Team:CMUQ/Design

Design



Our team will focus on developing an eco-friendly approach to combat biocorrosion in water cooling systems, specifically in the oil-production industry. A wide range of bacterial species are found in the areas near oil extraction facilities. Many of these organisms cause serious problems for the oil industry by producing corrosive by-products. Sulfate-reducing bacteria (SRB), the main species involved in the Microbial Induced Corrosion (MIC), can colonize on the pipelines by forming bacterial biofilms with the release of Extracellular Matrix Substances (EMS) for adhesion and colony growth. Currently, biocides are commonly used in the oil industry for targeting these bacteria. But, these chemicals ultimately end up in the sea water which poses a huge threat to marine life.

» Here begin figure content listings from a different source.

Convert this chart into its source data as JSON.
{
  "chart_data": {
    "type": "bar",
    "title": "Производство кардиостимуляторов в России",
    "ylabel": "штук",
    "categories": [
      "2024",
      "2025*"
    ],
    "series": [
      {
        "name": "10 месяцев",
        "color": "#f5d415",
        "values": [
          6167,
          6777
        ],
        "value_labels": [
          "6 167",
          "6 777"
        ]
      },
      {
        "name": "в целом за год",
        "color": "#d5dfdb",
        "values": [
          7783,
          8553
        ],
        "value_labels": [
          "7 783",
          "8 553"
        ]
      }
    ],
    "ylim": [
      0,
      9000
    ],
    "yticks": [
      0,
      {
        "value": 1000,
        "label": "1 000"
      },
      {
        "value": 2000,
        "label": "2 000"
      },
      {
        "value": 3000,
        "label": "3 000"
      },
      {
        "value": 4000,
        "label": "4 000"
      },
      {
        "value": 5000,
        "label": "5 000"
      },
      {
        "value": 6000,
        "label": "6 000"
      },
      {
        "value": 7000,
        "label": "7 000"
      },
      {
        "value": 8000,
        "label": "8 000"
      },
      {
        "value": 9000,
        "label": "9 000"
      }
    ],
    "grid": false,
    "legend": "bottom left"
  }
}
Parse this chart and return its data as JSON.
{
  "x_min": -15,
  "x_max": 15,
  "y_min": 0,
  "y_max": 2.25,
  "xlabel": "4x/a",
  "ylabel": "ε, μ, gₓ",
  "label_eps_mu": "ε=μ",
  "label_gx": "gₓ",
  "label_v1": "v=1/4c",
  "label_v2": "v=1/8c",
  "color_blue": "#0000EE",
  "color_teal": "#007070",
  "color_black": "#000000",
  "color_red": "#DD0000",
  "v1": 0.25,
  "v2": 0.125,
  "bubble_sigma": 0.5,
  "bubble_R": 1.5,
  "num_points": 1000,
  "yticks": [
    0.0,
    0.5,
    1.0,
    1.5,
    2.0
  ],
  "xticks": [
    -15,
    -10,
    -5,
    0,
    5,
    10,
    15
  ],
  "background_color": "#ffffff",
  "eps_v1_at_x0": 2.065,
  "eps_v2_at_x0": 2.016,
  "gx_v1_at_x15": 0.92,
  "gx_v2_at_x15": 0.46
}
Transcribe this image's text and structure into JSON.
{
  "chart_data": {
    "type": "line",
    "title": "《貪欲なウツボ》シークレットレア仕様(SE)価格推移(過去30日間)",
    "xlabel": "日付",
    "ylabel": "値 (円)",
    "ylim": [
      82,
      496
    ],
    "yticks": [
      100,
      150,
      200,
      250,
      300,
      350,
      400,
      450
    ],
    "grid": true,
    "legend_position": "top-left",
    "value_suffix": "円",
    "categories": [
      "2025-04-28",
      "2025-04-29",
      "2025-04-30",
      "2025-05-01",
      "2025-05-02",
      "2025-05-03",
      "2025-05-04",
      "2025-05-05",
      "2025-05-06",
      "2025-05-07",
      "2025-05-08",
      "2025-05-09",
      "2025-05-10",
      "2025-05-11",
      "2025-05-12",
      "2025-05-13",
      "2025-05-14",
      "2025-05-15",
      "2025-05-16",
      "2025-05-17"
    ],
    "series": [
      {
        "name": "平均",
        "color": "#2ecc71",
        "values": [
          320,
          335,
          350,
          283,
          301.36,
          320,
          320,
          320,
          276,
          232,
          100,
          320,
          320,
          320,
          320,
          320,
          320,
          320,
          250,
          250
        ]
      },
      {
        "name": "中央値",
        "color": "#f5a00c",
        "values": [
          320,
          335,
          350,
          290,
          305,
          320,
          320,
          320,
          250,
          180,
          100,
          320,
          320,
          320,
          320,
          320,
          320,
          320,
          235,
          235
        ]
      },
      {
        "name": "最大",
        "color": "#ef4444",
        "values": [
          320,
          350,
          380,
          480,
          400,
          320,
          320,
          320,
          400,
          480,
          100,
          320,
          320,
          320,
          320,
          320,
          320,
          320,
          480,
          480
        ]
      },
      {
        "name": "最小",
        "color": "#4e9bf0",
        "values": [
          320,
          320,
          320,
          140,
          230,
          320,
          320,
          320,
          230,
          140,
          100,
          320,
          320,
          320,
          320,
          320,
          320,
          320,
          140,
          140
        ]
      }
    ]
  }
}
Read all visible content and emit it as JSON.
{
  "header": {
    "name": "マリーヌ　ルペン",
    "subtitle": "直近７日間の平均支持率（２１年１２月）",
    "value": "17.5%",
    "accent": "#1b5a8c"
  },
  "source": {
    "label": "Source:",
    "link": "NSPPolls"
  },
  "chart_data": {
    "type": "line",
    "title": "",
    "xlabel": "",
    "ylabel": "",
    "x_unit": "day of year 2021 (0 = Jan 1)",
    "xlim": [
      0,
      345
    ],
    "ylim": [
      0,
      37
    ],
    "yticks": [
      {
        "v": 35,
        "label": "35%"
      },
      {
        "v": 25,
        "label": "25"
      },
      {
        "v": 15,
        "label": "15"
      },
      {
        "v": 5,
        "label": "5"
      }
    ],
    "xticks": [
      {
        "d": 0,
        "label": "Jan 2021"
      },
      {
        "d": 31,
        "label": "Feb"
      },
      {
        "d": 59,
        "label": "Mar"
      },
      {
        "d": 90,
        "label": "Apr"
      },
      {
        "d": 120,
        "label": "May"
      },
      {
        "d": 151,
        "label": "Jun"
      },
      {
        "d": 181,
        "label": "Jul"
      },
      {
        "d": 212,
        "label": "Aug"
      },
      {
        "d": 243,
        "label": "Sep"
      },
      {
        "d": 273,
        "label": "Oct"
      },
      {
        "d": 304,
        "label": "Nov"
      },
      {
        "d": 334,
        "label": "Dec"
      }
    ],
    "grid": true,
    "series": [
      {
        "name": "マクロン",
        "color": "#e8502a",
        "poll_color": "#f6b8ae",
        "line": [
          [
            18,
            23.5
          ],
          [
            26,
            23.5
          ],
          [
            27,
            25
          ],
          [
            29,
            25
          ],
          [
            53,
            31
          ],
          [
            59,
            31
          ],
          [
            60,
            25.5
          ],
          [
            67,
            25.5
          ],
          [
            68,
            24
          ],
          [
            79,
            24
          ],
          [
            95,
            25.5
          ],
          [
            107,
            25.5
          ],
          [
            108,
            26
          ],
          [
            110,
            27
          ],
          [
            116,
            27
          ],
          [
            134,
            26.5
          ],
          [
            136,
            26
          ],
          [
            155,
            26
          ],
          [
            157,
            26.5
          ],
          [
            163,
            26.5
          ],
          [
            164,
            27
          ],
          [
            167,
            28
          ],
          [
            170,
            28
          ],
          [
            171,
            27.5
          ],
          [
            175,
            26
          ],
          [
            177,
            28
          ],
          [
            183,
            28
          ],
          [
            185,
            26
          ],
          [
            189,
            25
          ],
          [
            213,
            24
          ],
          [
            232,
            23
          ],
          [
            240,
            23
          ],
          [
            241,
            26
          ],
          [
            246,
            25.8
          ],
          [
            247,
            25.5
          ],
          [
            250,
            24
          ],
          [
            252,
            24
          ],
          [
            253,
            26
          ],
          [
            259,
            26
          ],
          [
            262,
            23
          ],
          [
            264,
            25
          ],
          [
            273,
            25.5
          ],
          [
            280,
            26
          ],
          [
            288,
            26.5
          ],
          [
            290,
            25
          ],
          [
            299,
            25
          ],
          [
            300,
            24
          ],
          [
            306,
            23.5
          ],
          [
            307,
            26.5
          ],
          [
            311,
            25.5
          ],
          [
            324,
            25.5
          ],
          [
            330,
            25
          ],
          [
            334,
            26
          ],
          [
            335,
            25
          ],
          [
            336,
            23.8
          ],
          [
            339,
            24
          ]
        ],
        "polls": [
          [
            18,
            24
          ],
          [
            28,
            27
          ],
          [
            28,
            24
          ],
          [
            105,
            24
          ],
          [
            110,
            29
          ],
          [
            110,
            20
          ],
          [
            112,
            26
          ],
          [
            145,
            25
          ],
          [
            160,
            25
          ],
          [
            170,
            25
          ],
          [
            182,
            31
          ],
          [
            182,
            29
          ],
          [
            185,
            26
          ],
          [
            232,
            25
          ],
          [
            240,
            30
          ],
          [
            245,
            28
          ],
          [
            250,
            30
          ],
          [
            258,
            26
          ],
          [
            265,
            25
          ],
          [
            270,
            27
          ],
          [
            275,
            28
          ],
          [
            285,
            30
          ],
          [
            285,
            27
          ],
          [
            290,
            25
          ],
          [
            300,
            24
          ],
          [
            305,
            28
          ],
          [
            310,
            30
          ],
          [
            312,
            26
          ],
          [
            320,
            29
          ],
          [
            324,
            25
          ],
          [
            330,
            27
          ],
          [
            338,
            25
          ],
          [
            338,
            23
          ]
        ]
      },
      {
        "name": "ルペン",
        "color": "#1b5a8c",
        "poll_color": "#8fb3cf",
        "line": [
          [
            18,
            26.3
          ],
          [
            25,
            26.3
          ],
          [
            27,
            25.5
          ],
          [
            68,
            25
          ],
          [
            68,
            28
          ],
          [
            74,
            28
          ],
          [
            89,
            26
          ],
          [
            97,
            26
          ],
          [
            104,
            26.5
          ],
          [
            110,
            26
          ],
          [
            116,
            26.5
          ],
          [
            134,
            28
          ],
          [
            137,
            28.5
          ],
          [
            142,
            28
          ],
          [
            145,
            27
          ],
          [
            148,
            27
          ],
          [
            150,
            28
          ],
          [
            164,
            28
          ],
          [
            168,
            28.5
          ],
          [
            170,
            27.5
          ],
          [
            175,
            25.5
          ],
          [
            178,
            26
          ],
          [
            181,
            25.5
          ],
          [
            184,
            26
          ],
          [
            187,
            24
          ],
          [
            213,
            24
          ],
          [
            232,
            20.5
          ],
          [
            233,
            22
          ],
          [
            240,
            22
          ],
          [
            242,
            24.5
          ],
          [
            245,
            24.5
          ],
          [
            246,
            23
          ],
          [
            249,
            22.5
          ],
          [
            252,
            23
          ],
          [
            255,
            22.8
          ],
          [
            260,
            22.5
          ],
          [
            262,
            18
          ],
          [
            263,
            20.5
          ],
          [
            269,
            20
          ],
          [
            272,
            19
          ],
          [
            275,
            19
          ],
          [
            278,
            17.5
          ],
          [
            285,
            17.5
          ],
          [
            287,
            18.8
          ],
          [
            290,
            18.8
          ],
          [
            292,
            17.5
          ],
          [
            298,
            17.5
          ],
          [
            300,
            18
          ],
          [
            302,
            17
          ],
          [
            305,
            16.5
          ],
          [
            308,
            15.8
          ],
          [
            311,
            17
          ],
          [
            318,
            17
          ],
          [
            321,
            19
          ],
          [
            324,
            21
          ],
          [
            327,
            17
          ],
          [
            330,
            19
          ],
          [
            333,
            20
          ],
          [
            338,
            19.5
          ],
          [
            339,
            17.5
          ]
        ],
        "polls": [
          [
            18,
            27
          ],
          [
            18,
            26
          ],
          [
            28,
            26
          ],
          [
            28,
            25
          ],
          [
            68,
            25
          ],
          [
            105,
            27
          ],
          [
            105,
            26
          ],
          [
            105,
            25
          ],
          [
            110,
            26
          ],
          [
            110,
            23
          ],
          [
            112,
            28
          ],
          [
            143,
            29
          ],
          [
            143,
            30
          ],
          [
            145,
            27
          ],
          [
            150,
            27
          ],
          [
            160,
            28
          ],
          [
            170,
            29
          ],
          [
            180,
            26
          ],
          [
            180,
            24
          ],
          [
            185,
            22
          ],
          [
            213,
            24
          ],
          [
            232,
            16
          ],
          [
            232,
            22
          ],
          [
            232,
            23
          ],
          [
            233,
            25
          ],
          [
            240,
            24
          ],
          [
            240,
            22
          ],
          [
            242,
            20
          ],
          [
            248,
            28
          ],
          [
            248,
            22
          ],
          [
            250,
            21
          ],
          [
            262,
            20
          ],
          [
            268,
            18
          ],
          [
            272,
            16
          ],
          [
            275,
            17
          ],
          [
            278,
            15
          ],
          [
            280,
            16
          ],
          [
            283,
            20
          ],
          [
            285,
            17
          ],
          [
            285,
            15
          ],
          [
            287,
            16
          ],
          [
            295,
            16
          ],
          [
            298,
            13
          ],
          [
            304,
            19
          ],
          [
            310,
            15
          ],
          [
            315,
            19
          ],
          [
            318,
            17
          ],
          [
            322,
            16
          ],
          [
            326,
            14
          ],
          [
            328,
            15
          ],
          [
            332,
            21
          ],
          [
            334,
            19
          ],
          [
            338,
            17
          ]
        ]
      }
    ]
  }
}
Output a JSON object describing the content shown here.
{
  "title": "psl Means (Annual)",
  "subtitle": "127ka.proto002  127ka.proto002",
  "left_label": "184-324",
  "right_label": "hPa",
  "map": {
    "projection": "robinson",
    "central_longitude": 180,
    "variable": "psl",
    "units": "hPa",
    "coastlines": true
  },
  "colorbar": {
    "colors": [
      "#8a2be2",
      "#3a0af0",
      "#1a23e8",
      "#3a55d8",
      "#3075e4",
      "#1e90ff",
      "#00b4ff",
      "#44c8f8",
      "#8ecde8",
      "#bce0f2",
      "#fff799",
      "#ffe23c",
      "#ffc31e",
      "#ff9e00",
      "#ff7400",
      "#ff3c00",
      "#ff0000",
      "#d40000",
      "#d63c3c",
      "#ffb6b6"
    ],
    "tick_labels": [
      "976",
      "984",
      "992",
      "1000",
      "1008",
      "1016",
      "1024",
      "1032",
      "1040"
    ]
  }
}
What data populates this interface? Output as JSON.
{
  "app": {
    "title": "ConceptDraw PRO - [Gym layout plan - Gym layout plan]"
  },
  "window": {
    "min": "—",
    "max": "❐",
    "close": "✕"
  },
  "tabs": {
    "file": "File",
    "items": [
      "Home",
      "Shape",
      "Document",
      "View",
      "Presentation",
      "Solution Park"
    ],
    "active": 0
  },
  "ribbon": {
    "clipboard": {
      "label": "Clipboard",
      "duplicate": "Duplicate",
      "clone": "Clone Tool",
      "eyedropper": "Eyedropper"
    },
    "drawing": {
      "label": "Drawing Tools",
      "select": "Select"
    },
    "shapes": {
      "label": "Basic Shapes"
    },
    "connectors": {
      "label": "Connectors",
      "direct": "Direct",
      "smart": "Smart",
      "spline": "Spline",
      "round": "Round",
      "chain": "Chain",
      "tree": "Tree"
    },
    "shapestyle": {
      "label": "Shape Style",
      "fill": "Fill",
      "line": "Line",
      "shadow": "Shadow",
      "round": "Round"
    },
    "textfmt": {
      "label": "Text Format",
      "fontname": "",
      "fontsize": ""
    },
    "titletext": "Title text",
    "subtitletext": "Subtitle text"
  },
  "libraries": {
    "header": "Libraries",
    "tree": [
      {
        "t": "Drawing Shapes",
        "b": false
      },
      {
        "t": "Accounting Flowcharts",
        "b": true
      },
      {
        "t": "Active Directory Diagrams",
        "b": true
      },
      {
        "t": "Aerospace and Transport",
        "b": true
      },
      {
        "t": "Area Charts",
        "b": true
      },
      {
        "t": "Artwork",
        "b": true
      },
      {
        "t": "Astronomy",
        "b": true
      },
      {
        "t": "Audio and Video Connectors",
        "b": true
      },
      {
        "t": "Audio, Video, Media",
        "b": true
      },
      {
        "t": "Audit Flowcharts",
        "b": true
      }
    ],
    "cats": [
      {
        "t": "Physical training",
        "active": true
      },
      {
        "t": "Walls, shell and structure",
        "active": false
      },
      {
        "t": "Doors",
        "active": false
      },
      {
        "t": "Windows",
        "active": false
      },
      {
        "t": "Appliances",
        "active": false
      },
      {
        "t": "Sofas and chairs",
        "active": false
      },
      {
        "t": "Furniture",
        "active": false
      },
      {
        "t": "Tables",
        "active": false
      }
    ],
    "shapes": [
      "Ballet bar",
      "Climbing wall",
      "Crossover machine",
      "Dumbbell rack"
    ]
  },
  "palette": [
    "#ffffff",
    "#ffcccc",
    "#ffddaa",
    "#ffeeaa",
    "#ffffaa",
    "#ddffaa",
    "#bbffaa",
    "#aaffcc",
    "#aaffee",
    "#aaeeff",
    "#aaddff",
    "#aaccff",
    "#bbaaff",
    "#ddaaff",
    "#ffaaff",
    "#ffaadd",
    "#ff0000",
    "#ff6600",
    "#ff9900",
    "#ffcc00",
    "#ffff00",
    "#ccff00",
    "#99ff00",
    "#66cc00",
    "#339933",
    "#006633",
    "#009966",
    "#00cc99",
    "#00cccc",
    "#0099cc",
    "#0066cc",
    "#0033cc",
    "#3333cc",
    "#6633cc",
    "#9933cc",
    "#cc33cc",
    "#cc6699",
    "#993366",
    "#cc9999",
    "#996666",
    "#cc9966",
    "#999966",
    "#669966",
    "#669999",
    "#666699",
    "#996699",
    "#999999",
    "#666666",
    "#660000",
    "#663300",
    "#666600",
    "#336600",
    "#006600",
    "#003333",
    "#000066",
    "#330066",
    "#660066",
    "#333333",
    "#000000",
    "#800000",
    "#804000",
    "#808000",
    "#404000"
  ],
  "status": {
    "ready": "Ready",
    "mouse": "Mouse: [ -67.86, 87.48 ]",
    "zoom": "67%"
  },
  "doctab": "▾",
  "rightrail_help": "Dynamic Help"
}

Bacteria can sense a vast range of environmental signals, from the concentrations of nutrients and toxins to oxygen levels, pH and osmolarity. For our project, we plan to genetically engineer both sensor and remediation bacteria to sense osmolarity of the water used to cool oil pipelines and then to secrete an enzyme to degrade the extracellular matrix of the biofilm


Halanaerobium which is the major SRB found in these pipelines live on high salt concentrations (optimally at NaCl concentrations 1.7–2.5 M and requiring a minimum of 0.3–1.7 M NaCl for growth). Therefore, we plan to use water samples obtained from an oil extraction company in Qatar to determine the exact concentrations required for optimal growth of the SRB’s. We plan to use this data for determining if fresh water can be used to kill these bacteria. If successful, this idea can work as a novel method for non-invasive treatment of biofilms in oil-cooling pipelines. We will construct a salt biosensor using the osmo-responsive promoter of the ProU operon to drive a Red Fluorescent Protein (RFP) expression, which can be measured using fluorescence and a plate reader. This will allow us to monitor the osmolarity of outflow to determine if the SRB are likely to grow. After osmolarity biosensor is added, samples from the water can be taken frequently and the RFP’s fluorescence can be measured using simple fluorescence measurement in a plate reader.


If salt is still high after mixing with fresh water we can then use the ProU induction to increase expression of the Dispersin B (DspB) gene, which codes for a protein that digests the polysaccharides, a major component of the gram-positive bacterial cell wall and biofilms.